2. O fim do dinheiro
O dinheiro, em sentido tradicional, morreu há duas décadas, eclipsado por uma nova
economia de trocas. A era da morte do dinheiro está se viabilizando com a construção
de novas relações econômicas. Estas novas relações são as seguintes:
Pura troca, que não envolve o uso de dinheiro de forma alguma;
Troca parcial, que é projetado para minimizar o uso de dinheiro oficial; e,
Troca baseada no uso de dinheiro alternativo ao dinheiro oficial.
A morte do cheque, do dinheiro em papel ou metal e do cartão está se acelerando. Todos
estão sendo substituídos por pagamentos digitais. A desmaterialização do dinheiro
avança, mesmo para aqueles que não têm conta em bancos os quais não precisam mais
ter conta em banco para ter acesso ao sistema financeiro. Tudo está mudando: quem
processa o pagamento, como fazemos o pagamento e a moeda utilizada. A China, por
exemplo, abandonou o dinheiro indo direto para pagamentos digitais, sem passar pelo
cartão de crédito porque é muito caro lidar com o dinheiro físico (segurança, transporte,
onde armazenar, manuseio, transferências).

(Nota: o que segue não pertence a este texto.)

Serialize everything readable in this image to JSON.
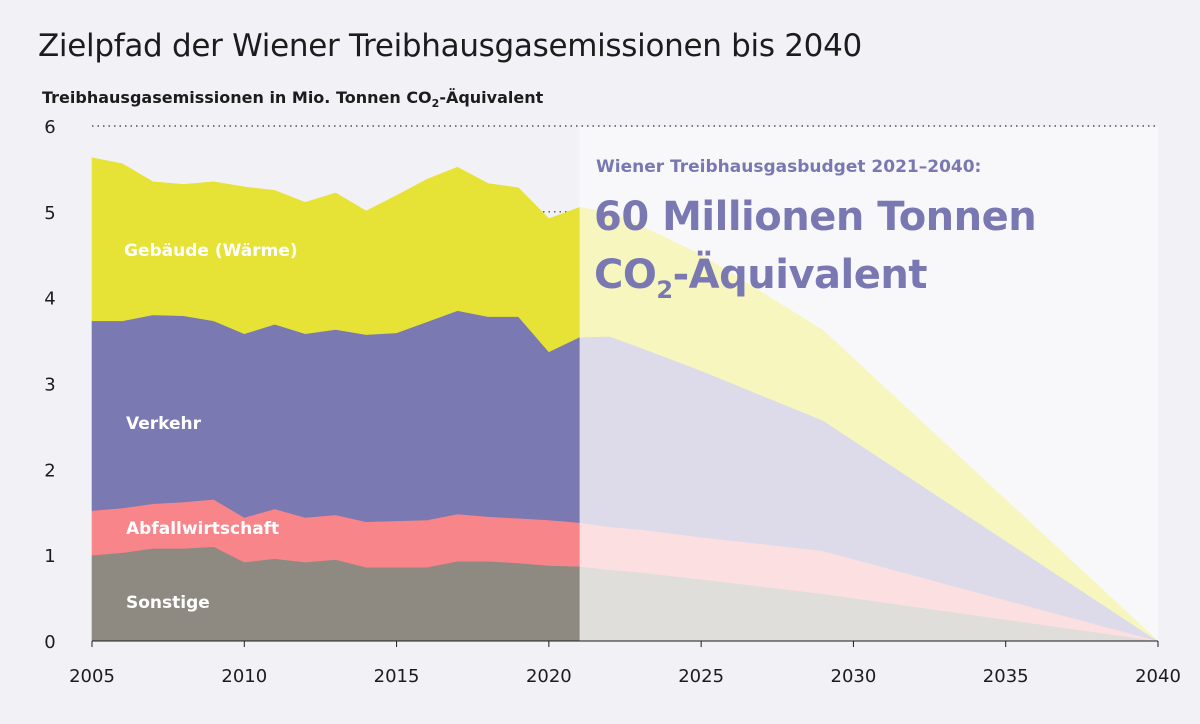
{
  "title": "Zielpfad der Wiener Treibhausgasemissionen bis 2040",
  "subtitle": {
    "main": "Treibhausgasemissionen in Mio. Tonnen CO",
    "sub": "2",
    "suffix": "-Äquivalent"
  },
  "budget": {
    "label": "Wiener Treibhausgasbudget 2021–2040:",
    "line1": "60 Millionen Tonnen",
    "line2_main": "CO",
    "line2_sub": "2",
    "line2_suffix": "-Äquivalent"
  },
  "colors": {
    "sonstige": "#8e8a82",
    "abfallwirtschaft": "#f7858a",
    "verkehr": "#7a79b2",
    "gebaeude": "#e7e236",
    "sonstige_future": "#e0deda",
    "abfallwirtschaft_future": "#fcdfe0",
    "verkehr_future": "#dddbea",
    "gebaeude_future": "#f7f6be",
    "budget_box": "#f8f8fa",
    "background": "#f2f2f6"
  },
  "chart_data": {
    "type": "area",
    "stacked": true,
    "title": "Zielpfad der Wiener Treibhausgasemissionen bis 2040",
    "ylabel": "Treibhausgasemissionen in Mio. Tonnen CO2-Äquivalent",
    "xlabel": "",
    "ylim": [
      0,
      6
    ],
    "xlim": [
      2005,
      2040
    ],
    "y_ticks": [
      "0",
      "1",
      "2",
      "3",
      "4",
      "5",
      "6"
    ],
    "x_ticks": [
      "2005",
      "2010",
      "2015",
      "2020",
      "2025",
      "2030",
      "2035",
      "2040"
    ],
    "historical": {
      "x": [
        2005,
        2006,
        2007,
        2008,
        2009,
        2010,
        2011,
        2012,
        2013,
        2014,
        2015,
        2016,
        2017,
        2018,
        2019,
        2020,
        2021
      ],
      "series": [
        {
          "name": "Sonstige",
          "values": [
            1.0,
            1.03,
            1.08,
            1.08,
            1.1,
            0.92,
            0.96,
            0.92,
            0.95,
            0.86,
            0.86,
            0.86,
            0.93,
            0.93,
            0.91,
            0.88,
            0.87
          ]
        },
        {
          "name": "Abfallwirtschaft",
          "values": [
            0.52,
            0.52,
            0.52,
            0.54,
            0.55,
            0.52,
            0.58,
            0.52,
            0.52,
            0.53,
            0.54,
            0.55,
            0.55,
            0.52,
            0.52,
            0.53,
            0.51
          ]
        },
        {
          "name": "Verkehr",
          "values": [
            2.21,
            2.18,
            2.2,
            2.17,
            2.08,
            2.14,
            2.15,
            2.14,
            2.16,
            2.18,
            2.19,
            2.31,
            2.37,
            2.33,
            2.35,
            1.96,
            2.16
          ]
        },
        {
          "name": "Gebäude (Wärme)",
          "values": [
            1.9,
            1.83,
            1.55,
            1.53,
            1.62,
            1.71,
            1.56,
            1.53,
            1.59,
            1.44,
            1.6,
            1.66,
            1.67,
            1.55,
            1.5,
            1.55,
            1.51
          ]
        }
      ]
    },
    "target_path": {
      "x": [
        2021,
        2022,
        2023,
        2025,
        2029,
        2040
      ],
      "series": [
        {
          "name": "Sonstige",
          "values": [
            0.87,
            0.83,
            0.8,
            0.72,
            0.55,
            0.0
          ]
        },
        {
          "name": "Abfallwirtschaft",
          "values": [
            0.51,
            0.5,
            0.5,
            0.49,
            0.5,
            0.0
          ]
        },
        {
          "name": "Verkehr",
          "values": [
            2.16,
            2.22,
            2.12,
            1.94,
            1.52,
            0.0
          ]
        },
        {
          "name": "Gebäude (Wärme)",
          "values": [
            1.51,
            1.45,
            1.42,
            1.35,
            1.05,
            0.0
          ]
        }
      ]
    },
    "area_labels": [
      "Gebäude (Wärme)",
      "Verkehr",
      "Abfallwirtschaft",
      "Sonstige"
    ]
  }
}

Plataformas digitais, como Google, Facebook e WeChat (uma mistura chinesa de Face,
Google, WhatsApp, banco digital, IFoods) estão virando agentes financeiros e vão
desafiar os bancos. Débito em conta ou cartão de crédito vai ser substituído por
autorizações biométricas (comando de voz ou reconhecimento facial, que lê o rosto e
transfere para a loja onde a pessoa está). Ou possibilidade é a pré-autorização de
pagamento, como fazemos quando usamos o Uber. Na Dinamarca já se paga de forma
digital. As lojas AmazonGo registram a entrada do cliente pelo celular, ele pega o que
quiser, sem passar no caixa. Já são efetuados pagamentos de contas cedendo dados ou
usando pontos em programas de fidelidade. Com as criptomoedas, como o bitcoin, a
digitalização de pagamentos vai aumentar.
Cabe observar que o bitcoin é uma criptomoeda descentralizada, sendo uma forma de
dinheiro eletrônico. Bitcoin é uma moeda digital, descentralizada e que não necessita de
terceiros para funcionar. Isso significa dizer que não depende de bancos, grandes
corporações ou governos para movimentar o dinheiro. O Bitcoin foi a primeira
criptomoeda do mundo e há oito anos funciona sem qualquer interrupção, baseada em
uma rede descentralizada extremamente segura chamada Blockchain criada por Satoshi
Nakamoto. As principais vantagens do bitcoin são: liberdade de pagamento, taxas
menores, segurança, privacidade, controle e transparência. Nenhum Bitcoin pode ser
confiscado. Pode-se efetuar pagamentos com taxas menores. Além disso, Bitcoin é
seguro e dá mais privacidade, controle e transparência nas negociações.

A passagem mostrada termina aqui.